4. Le rôle de la MdT dans le traitement des structures syntaxiques complexes

En plus d’avoir établi une échelle de complexité syntaxique, Jakubowicz (2011) fait l’hypothèse que le développement de la syntaxe serait en fait lié aux capacités de MdT. Dans ses travaux, elle développe l’idée que la MdT serait particulièrement nécessaire au traitement des phrases complexes, dans la mesure où, il faut retenir de l’information tout en réajustant ses connaissances au fur et à mesure de l’avancée dans la phrase. Par exemple, pour comprendre cette phrase relative objet « montre-moi le chien que le monsieur promène », il faut tout d’abord traiter l’objet (« le chien »), le retenir en mémoire pendant qu’on traite les autres éléments de la phrase, puis enfin, rassembler toutes les informations en reliant correctement le verbe à chacun de ses arguments (Finney, Montgomery, Gillam, & Evans, 2014). On peut aussi comprendre l’intervention de la MdT dans la production du pronom clitique objet à la 3ème personne car pour produire correctement le pronom il faut garder en mémoire les propriétés grammaticales du référent (le genre, le nombre…), tout en réalisant un mouvement syntaxique pour placer le pronom avant le verbe.

Toutes ses activités de traitement et de mise à jour perpétuelle impliquées dans le traitement des phrases complexes causent une charge cognitive importante. C’est pourquoi, les jeunes enfants typiques et les enfants avec un développement atypique commencent par traiter des phrases simples et courtes afin d’éviter la surcharge cognitive. Puis, avec la maturité, les capacités de MdT augmentent et permettent à l’enfant typique de réaliser davantage d’opérations syntaxiques en parallèle pour comprendre et produire les structures du français de plus en plus complexes (Delage & Frauenfelder, 2012 ; Delage et al., soumis). Cependant, chez l’enfant atypique, ce développement peut être perturbé.

Plusieurs auteurs se sont donc intéressés plus particulièrement à cette question et ont pu justement relever des liens entre la MdT et la syntaxe dans plusieurs populations – à la fois chez les enfants typiques et chez les enfants atypiques, avec notamment un trouble développemental du langage (TDL).

4.1 Relation entre la MdT et la syntaxe chez les enfants avec un développement typique (DT)

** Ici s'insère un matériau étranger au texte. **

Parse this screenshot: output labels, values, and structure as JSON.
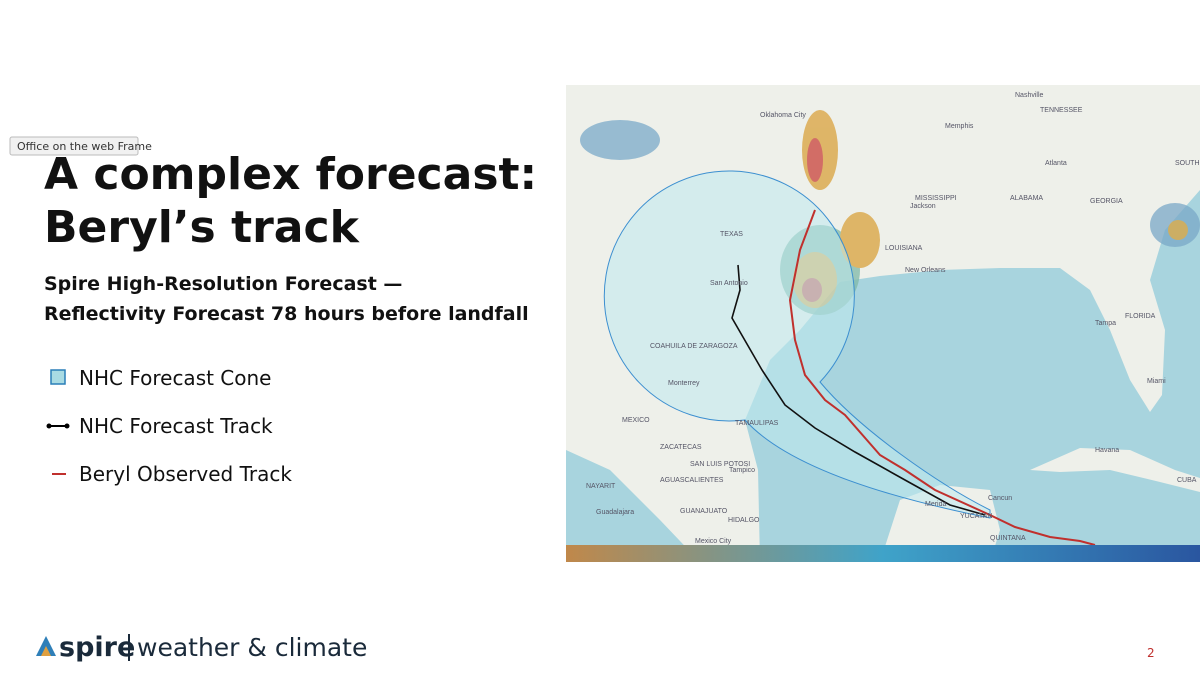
{
  "frame_tooltip": "Office on the web Frame",
  "slide": {
    "title_lines": [
      "A complex forecast:",
      "Beryl’s track"
    ],
    "subtitle_lines": [
      "Spire High-Resolution Forecast —",
      "Reflectivity Forecast 78 hours before landfall"
    ],
    "legend": [
      "NHC Forecast Cone",
      "NHC Forecast Track",
      "Beryl Observed Track"
    ],
    "map": {
      "labels": [
        "Nashville",
        "TENNESSEE",
        "Oklahoma City",
        "Memphis",
        "Atlanta",
        "MISSISSIPPI",
        "ALABAMA",
        "GEORGIA",
        "SOUTH CAROLINA",
        "Jackson",
        "LOUISIANA",
        "New Orleans",
        "TEXAS",
        "San Antonio",
        "Tampa",
        "FLORIDA",
        "Miami",
        "COAHUILA DE ZARAGOZA",
        "Monterrey",
        "MEXICO",
        "TAMAULIPAS",
        "ZACATECAS",
        "SAN LUIS POTOSI",
        "Tampico",
        "NAYARIT",
        "AGUASCALIENTES",
        "Guadalajara",
        "GUANAJUATO",
        "HIDALGO",
        "Mexico City",
        "Havana",
        "CUBA",
        "Cancun",
        "Merida",
        "YUCATAN",
        "QUINTANA"
      ]
    },
    "logo": {
      "brand": "spire",
      "tagline": "weather & climate"
    },
    "page_number": "2"
  }
}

La littérature scientifique a mis en évidence un lien entre la MdT et la syntaxe chez les enfants DT. En effet, déjà chez les très jeunes enfants, les études ont montré un effet positif de la répétition de non-mots sur la répétition de phrases complexes (Willis & Gathercole, 2001) et sur la longueur et la complexité syntaxique du langage spontané des enfants (Adams &

Gathercole, 2000).

Ce lien continue à se maintenir au cours du développement typique, comme l’ont montré Finney et al. (2014) dans leur étude sur des enfants entre 7 et 11 ans (N = 54), chez qui, ils ont mis en évidence un lien positif entre leurs performances dans une tâche de listening span et une tâche syntaxique de compréhension de phrases relatives objet. Montgomery, Magimairaj et O’Malley (2008) ont également démontré la présence d’une corrélation entre le traitement des structures complexes et la MdT chez des enfants entre 6 et 12 ans (N = 52). Cependant, ces derniers sont allés plus loin et ont cherché à comparer les valeurs corrélationnelles des épreuves d’empans simples sur la compréhension de phrases complexes par rapport aux épreuves d’empans complexes. Les résultats ont montré qu’il y avait seulement un lien entre les épreuves d’empans complexes et la compréhension de phrases complexes mais pas avec les épreuves d’empans simples. De plus, des analyses de régression ont révélé que 30% de la variance de la compréhension syntaxique pouvait s’expliquer par les empans complexes. Delage et Frauenfelder (2012) ont montré quant à eux, chez des enfants francophones entre 6 et 12 ans, que les épreuves d’empans simples et d’empans complexes corrélaient avec plusieurs mesures évaluant la complexité syntaxique (répétition de phrases complexes, compréhension de phrases complexes, longueur moyenne des énoncés, taux de subordination, taux d’enchâssement profond). En plus des liens corrélationnels retrouvés entre les capacités en MdT et en syntaxe, cette étude a aussi soulevé l’existence d’un fort lien prédictif entre ces deux composants. En effet, ces auteurs ont trouvé que les empans complexes pouvaient prédire 49% de la variance des performances en compréhension de phrases complexes, 30% de la variance de la longueur moyenne des énoncés (LME), 16% de la variance du taux de subordination et 18% de la variance du taux d’enchâssements profonds. Concernant les empans simples, ils pouvaient expliquer 50% de la variance des scores en répétition de phrases complexes.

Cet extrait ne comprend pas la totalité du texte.